In The Secret Doctrine (2:468), used in connection with the phrase "I am that I am" ('ehyeh 'asher 'ehyeh), said to have been uttered by Jehovah when Moses inquired as to his name. Likewise a name for the first of the Sephiroth, Kether the Crown.

 

See also ADONAI.

 

(See also: 'Ehyeh, Mysticism, Mysticism Dictionary, Occultism, Occultism Dictionary)

 

Mysticism Dictionary - E: Spiritual - Theosophy Dictionary on Edom

Edom 'Edom (Hebrew) The land and the Kings of Edom are mentioned in the Bible (Genesis 36) in allegorical manner, and treated in the Qabbalah as referring to a period of unbalance before balance or harmony was inaugurated; the Kings, in one meaning of this Qabbalistic allegory, refer to the various attempts (and failures) at the formation of worlds before this one.

 

However, "the 'Edomite Kings' could never symbolize the 'prior worlds,' but only the 'attempts at men' on this globe: the 'pre-Adamite races,' of which the Zohar speaks, and which we explain as the First Root-Race. . . . the Kings of Edom are the sons of 'Esau the father of the Edomites' (Gen., xxxvi, 43); i.e., Esau represents in the Bible the race which stands between the Fourth and the Fifth, the Atlantean and the Aryan" (SD 2:705).

 

Interestingly Edom is exactly the same word as 'Adam (man), the only difference being one of vocalization, of changing the Massoretic points.
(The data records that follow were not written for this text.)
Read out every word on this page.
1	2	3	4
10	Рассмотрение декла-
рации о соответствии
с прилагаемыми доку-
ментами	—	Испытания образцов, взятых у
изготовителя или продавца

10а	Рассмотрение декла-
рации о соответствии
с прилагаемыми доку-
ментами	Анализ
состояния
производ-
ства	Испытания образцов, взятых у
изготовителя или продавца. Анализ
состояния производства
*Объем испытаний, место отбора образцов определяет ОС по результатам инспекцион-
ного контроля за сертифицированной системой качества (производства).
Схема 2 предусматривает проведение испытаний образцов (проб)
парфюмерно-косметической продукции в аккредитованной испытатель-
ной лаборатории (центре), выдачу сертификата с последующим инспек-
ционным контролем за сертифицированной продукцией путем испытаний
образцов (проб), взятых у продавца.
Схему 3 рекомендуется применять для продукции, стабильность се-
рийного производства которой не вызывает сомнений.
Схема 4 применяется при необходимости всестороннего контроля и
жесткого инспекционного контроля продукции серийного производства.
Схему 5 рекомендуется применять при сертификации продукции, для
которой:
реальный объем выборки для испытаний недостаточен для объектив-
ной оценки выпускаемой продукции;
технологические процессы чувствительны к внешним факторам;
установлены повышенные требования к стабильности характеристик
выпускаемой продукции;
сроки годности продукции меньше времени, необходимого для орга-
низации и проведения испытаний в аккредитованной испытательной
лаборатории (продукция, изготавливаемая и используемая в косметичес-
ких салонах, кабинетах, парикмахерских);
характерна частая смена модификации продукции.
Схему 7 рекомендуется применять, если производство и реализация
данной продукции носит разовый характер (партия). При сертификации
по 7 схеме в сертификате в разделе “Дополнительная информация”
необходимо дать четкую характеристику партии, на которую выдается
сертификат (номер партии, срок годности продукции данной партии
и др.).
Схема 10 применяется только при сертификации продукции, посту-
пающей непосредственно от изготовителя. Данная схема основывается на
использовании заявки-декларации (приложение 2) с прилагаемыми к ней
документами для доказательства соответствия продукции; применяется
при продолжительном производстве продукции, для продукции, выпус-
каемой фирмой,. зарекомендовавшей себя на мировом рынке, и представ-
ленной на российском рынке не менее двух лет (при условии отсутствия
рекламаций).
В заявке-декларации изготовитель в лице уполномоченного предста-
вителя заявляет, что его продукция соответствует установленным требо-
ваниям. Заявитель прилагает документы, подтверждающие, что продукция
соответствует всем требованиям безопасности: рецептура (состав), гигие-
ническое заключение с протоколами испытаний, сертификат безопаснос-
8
The seven Kings of Edom are therefore the seven races of man, whether the reference be made to the seven subraces of any one root-race, or to the seven root-races themselves.

 

(See also: Edom, Mysticism, Mysticism Dictionary, Occultism, Occultism Dictionary)

 

Mysticism Dictionary - E: Spiritual - Theosophy Dictionary on Eclectic

Eclectic (from Greek eklektikos selective, picking out)

 

Applied to systems of philosophy or religion which cull the best from a variety of systems, with the view of thus arriving at essentials.

 

It was applied to the School of Ammonius Saccas and other Alexandrian philosophers, implying that they picked out what was best in all faiths in order to make a new system, doing so because they knew that all the major systems of human religion and philosophy fundamentally derive from a common wisdom-religion of remote antiquity, and therefore that each such system contains at least some elements of truth.

 

Hence they were teaching the wisdom-religion through synthesizing, and by illustrating it from various faiths. The word is also applied to other matters, e.g. schools of painting.